Görünen odur ki Türk ülkelerinde
büyük bir tek Türk siyasi birliği kuracak bilinç mevcut değildir. MHP’nin bu
konuda bir önerisi var mıdır? Yoktur. Oysa MHP hâlâ Türk milliyetçiliğinin ki
aslında bu terim de Türkçü olmamak için uydurulmuş bir tür ılımlılık ifadesinden başka bir şey değildir,
yegâne mekânı ve sahibi olmak iddiasındadır.

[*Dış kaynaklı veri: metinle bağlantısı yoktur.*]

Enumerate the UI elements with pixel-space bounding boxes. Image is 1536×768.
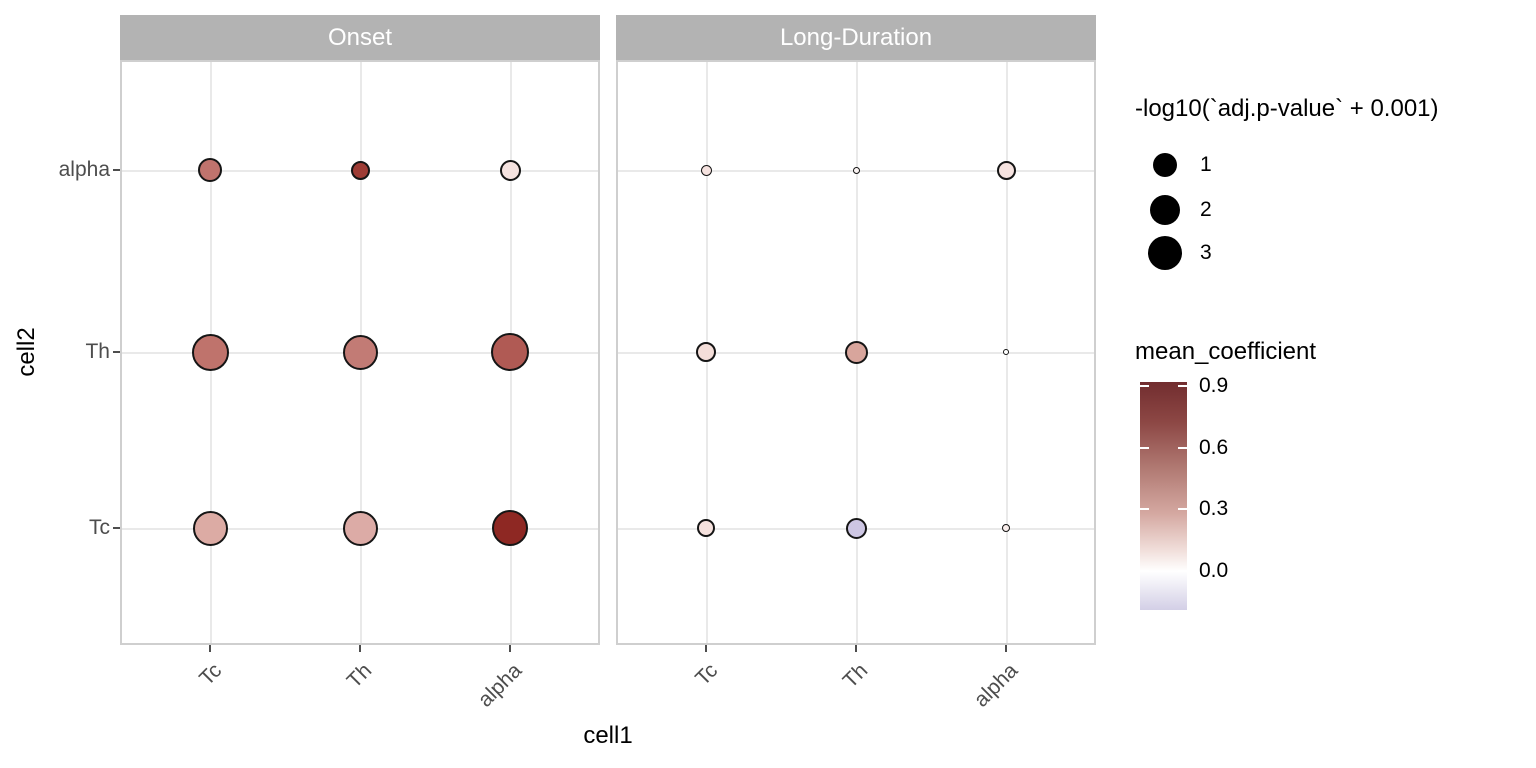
size-legend-key-label: 1 [1200,153,1212,176]
size-legend-key-dot [1148,236,1182,270]
size-legend-key-dot [1150,195,1180,225]
data-point [697,519,715,537]
colorbar-tick-label: 0.6 [1199,436,1229,459]
colorbar-tick-label: 0.9 [1199,374,1229,397]
data-point [491,333,529,371]
colorbar-tick-right [1178,508,1187,510]
data-point [192,510,228,546]
size-legend-key-label: 3 [1200,241,1212,264]
size-legend-title: -log10(`adj.p-value` + 0.001) [1135,95,1439,122]
data-point [342,510,378,546]
data-point [844,340,868,364]
facet-strip-label: Onset [327,23,393,51]
facet-strip-onset: Onset [120,15,600,60]
x-axis-tick [509,645,511,652]
data-point [700,164,712,176]
data-point [845,517,867,539]
x-axis-tick-label: Th [342,659,377,693]
colorbar-tick-left [1140,447,1149,449]
x-axis-tick [855,645,857,652]
y-axis-tick [113,169,120,171]
data-point [852,166,860,174]
x-axis-tick-label: alpha [473,659,527,712]
size-legend-key-dot [1153,153,1177,177]
x-axis-tick [359,645,361,652]
x-axis-tick-label: Tc [195,659,227,691]
data-point [996,160,1016,180]
data-point [1003,349,1009,355]
color-legend-gradient-bar [1140,382,1187,610]
colorbar-tick-left [1140,508,1149,510]
size-legend-key-label: 2 [1200,198,1212,221]
data-point [499,159,521,181]
colorbar-tick-right [1178,570,1187,572]
colorbar-tick-left [1140,570,1149,572]
facet-strip-long-duration: Long-Duration [616,15,1096,60]
color-legend-title: mean_coefficient [1135,338,1317,365]
y-axis-tick-label: alpha [58,158,110,181]
y-axis-tick-label: Tc [89,516,110,539]
data-point [696,342,716,362]
data-point [342,334,378,370]
x-axis-tick-label: alpha [969,659,1023,712]
x-axis-tick-label: Tc [691,659,723,691]
y-axis-tick-label: Th [85,340,110,363]
data-point [350,160,370,180]
colorbar-tick-right [1178,447,1187,449]
colorbar-tick-label: 0.0 [1199,559,1229,582]
data-point [191,333,229,371]
data-point [492,510,528,546]
data-point [1002,524,1010,532]
colorbar-tick-label: 0.3 [1199,497,1229,520]
colorbar-tick-left [1140,385,1149,387]
x-axis-title: cell1 [583,722,633,749]
x-axis-tick-label: Th [838,659,873,693]
x-axis-tick [1005,645,1007,652]
x-axis-tick [209,645,211,652]
x-axis-tick [705,645,707,652]
y-axis-tick [113,351,120,353]
facet-strip-label: Long-Duration [779,23,933,51]
data-point [198,158,222,182]
y-axis-tick [113,527,120,529]
colorbar-tick-right [1178,385,1187,387]
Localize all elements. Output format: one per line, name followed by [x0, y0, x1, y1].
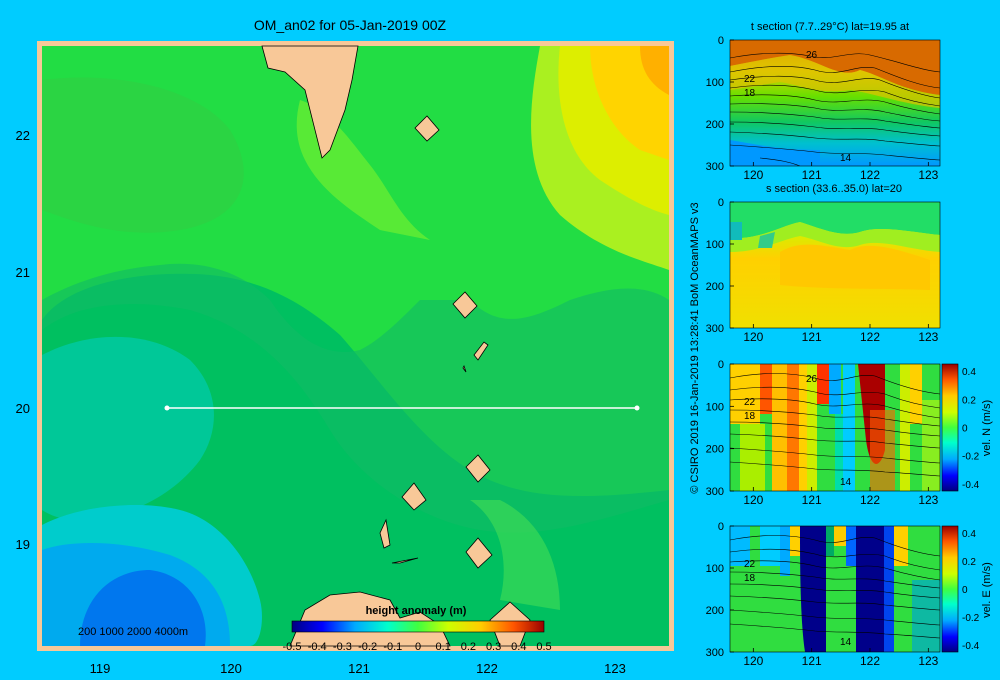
colorbar-tick-label: 0.5: [536, 641, 551, 653]
lon-tick-label: 123: [918, 493, 938, 507]
velocity-tick-label: 0.4: [962, 367, 976, 378]
lon-tick-label: 123: [918, 330, 938, 344]
lon-tick-label: 122: [860, 493, 880, 507]
vel-n-panel: 26 22 18 14: [729, 363, 941, 492]
lon-tick-label: 120: [743, 330, 763, 344]
contour-label: 22: [744, 74, 756, 85]
contour-label: 26: [806, 374, 818, 385]
depth-legend: 200 1000 2000 4000m: [78, 626, 188, 638]
depth-tick-label: 100: [706, 563, 724, 575]
lon-tick-label: 121: [802, 654, 822, 668]
contour-label: 14: [840, 637, 852, 648]
colorbar-tick-label: -0.2: [358, 641, 377, 653]
map-ytick: 19: [16, 537, 30, 552]
depth-tick-label: 300: [706, 161, 724, 173]
s-section-panel: s section (33.6..35.0) lat=20: [729, 183, 941, 329]
contour-label: 18: [744, 573, 756, 584]
colorbar-tick-label: 0.2: [461, 641, 476, 653]
map-field: [42, 46, 669, 646]
colorbar-tick-label: 0.4: [511, 641, 526, 653]
colorbar-tick-label: 0.1: [436, 641, 451, 653]
panel-title: s section (33.6..35.0) lat=20: [766, 183, 902, 195]
depth-tick-label: 0: [718, 521, 724, 533]
colorbar-tick-label: -0.3: [333, 641, 352, 653]
colorbar-ticks: -0.5 -0.4 -0.3 -0.2 -0.1 0 0.1 0.2 0.3 0.4 0.5: [283, 641, 552, 653]
velocity-colorbar-ticks: 0.4 0.2 0 -0.2 -0.4 0.4 0.2 0 -0.2 -0.4: [962, 367, 980, 652]
colorbar: [291, 620, 545, 633]
map-axes: 22 21 20 19 119 120 121 122 123: [16, 128, 626, 676]
depth-tick-label: 100: [706, 239, 724, 251]
depth-tick-label: 200: [706, 281, 724, 293]
velocity-tick-label: -0.2: [962, 613, 980, 624]
lon-tick-label: 120: [743, 654, 763, 668]
contour-label: 18: [744, 411, 756, 422]
contours: [730, 535, 940, 639]
velocity-tick-label: 0.2: [962, 395, 976, 406]
map-xtick: 121: [348, 661, 370, 676]
vel-n-colorbar: [941, 363, 959, 492]
contour-label: 22: [744, 397, 756, 408]
map-ytick: 22: [16, 128, 30, 143]
map-xtick: 123: [604, 661, 626, 676]
velocity-tick-label: -0.4: [962, 480, 980, 491]
colorbar-tick-label: 0: [415, 641, 421, 653]
map-ytick: 20: [16, 401, 30, 416]
colorbar-tick-label: -0.5: [283, 641, 302, 653]
contour-label: 22: [744, 559, 756, 570]
lon-tick-label: 121: [802, 330, 822, 344]
lon-tick-label: 122: [860, 330, 880, 344]
contour-label: 18: [744, 88, 756, 99]
lon-tick-label: 120: [743, 168, 763, 182]
map-xtick: 119: [90, 661, 111, 676]
depth-tick-label: 100: [706, 401, 724, 413]
velocity-tick-label: 0: [962, 585, 968, 596]
contours: [730, 52, 940, 166]
depth-tick-label: 300: [706, 323, 724, 335]
depth-tick-label: 100: [706, 77, 724, 89]
depth-tick-label: 0: [718, 197, 724, 209]
depth-tick-label: 200: [706, 444, 724, 456]
contours: [730, 373, 940, 477]
depth-tick-label: 200: [706, 119, 724, 131]
colorbar-tick-label: 0.3: [486, 641, 501, 653]
lon-tick-label: 122: [860, 654, 880, 668]
contour-label: 14: [840, 153, 852, 164]
colorbar-tick-label: -0.1: [383, 641, 402, 653]
main-title: OM_an02 for 05-Jan-2019 00Z: [254, 17, 447, 33]
panel-title: t section (7.7..29°C) lat=19.95 at: [751, 21, 909, 33]
velocity-tick-label: 0: [962, 424, 968, 435]
colorbar-title: height anomaly (m): [366, 605, 467, 617]
credit-text: © CSIRO 2019 16-Jan-2019 13:28:41 BoM Oc…: [689, 202, 701, 493]
velocity-tick-label: 0.4: [962, 529, 976, 540]
velocity-tick-label: 0.2: [962, 557, 976, 568]
map-xtick: 122: [476, 661, 498, 676]
colorbar-tick-label: -0.4: [308, 641, 327, 653]
velocity-tick-label: -0.2: [962, 452, 980, 463]
lon-tick-label: 120: [743, 493, 763, 507]
contour-label: 26: [806, 50, 818, 61]
vel-e-colorbar: [941, 525, 959, 653]
depth-tick-label: 0: [718, 35, 724, 47]
panel-axes: 0 100 200 300 120 121 122 123 0 100 200 300 120 121 12…: [706, 35, 939, 668]
depth-tick-label: 300: [706, 486, 724, 498]
depth-tick-label: 200: [706, 605, 724, 617]
vel-e-label: vel. E (m/s): [981, 562, 993, 618]
lon-tick-label: 121: [802, 168, 822, 182]
t-section-panel: t section (7.7..29°C) lat=19.95 at 26 22: [729, 21, 941, 167]
section-line: [164, 405, 640, 411]
vel-e-panel: 22 18 14: [729, 525, 941, 653]
vel-n-label: vel. N (m/s): [981, 400, 993, 456]
velocity-tick-label: -0.4: [962, 641, 980, 652]
lon-tick-label: 123: [918, 168, 938, 182]
depth-tick-label: 300: [706, 647, 724, 659]
map-xtick: 120: [220, 661, 242, 676]
lon-tick-label: 122: [860, 168, 880, 182]
depth-tick-label: 0: [718, 359, 724, 371]
lon-tick-label: 121: [802, 493, 822, 507]
map-ytick: 21: [16, 265, 30, 280]
contour-label: 14: [840, 477, 852, 488]
lon-tick-label: 123: [918, 654, 938, 668]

Kısa vadede bir büyük Turan
devleti gerçekleştirilemeyecek olması bu fikrin geçersizliğini göstermez,
sadece gerçekleştirilmesinde bir zorluğu ifade eder. Peki bu fikir tümden mi yanlıştır? Elbette
değildir. Taşralı MHP seçmeni için milliyetçilik Süleymancı yurtlarından
yetişmiş bir Kur’an okuyucu evlattan ve
devlet dairesinde bir memuriyetten ibarettir diye Türk’ün büyük düşüncesini bu
köylü ufukla sınırlamak hiç kimseye bir
fayda getirmez.
Bu durumda yapılması gereken
şudur:
Türkçüler, “Türkçülüklerini” hiç
bir siyasi partiye yüklemeden ve ipotek etmeden kendi başlarına ve tavizsiz
biçimde savunmalıdır. Türk Ulusal
birliğinin ve egemenliğinin Türkiye’den başlayarak bütün Türk Dünyası’nda tartışmasız bir biçimde
sağlamlaştırılması üzerinde sürekli kafa yorulmalıdır. Bu açıdan da olmak üzere
Türk ülkelerinin birbirlerine her anlamda yakınlaşmaları için her türlü yollar
düşünülmeli ve denenmelidir.
Bütünleşmiş ve bölünmez bir büyük
Türk ülkesi olarak Turan belki hayaldir. Fakat
temeli atılmayan ve yalnızca çizgilerde bir proje olarak belirmiş bir
bina da bir hayalden ibarettir.
İdeallere ulaşıp
ulaşamayacağımızı bilemeyiz. İdealler/ülküler ulaşılabildikleri için
benimsenmezler. Onlar bize belirsiz bir ufukta yol gösteren kerterizler
sağladıkları için benimsenirler. Hiç kimse Kutup Yıldızı’na ulaşamaz, ama o bütün
denizcilerin yol göstericisidir.
Turan ülküsü de Türkçülerin Kutup
Yıldızıdır.
Türkçüler, kendilerini
dalgalardan korumak için çırpınan ve bütün amaçları yağmalayacak kalıntılar
bulmak olan korkak denizciler değildir.
Türkçüler, denizlerin azgın dalgalarını yerken bile Kutup Yıldızlarının
gösterdiği yolda ilerleyen kahraman denizcilerdir.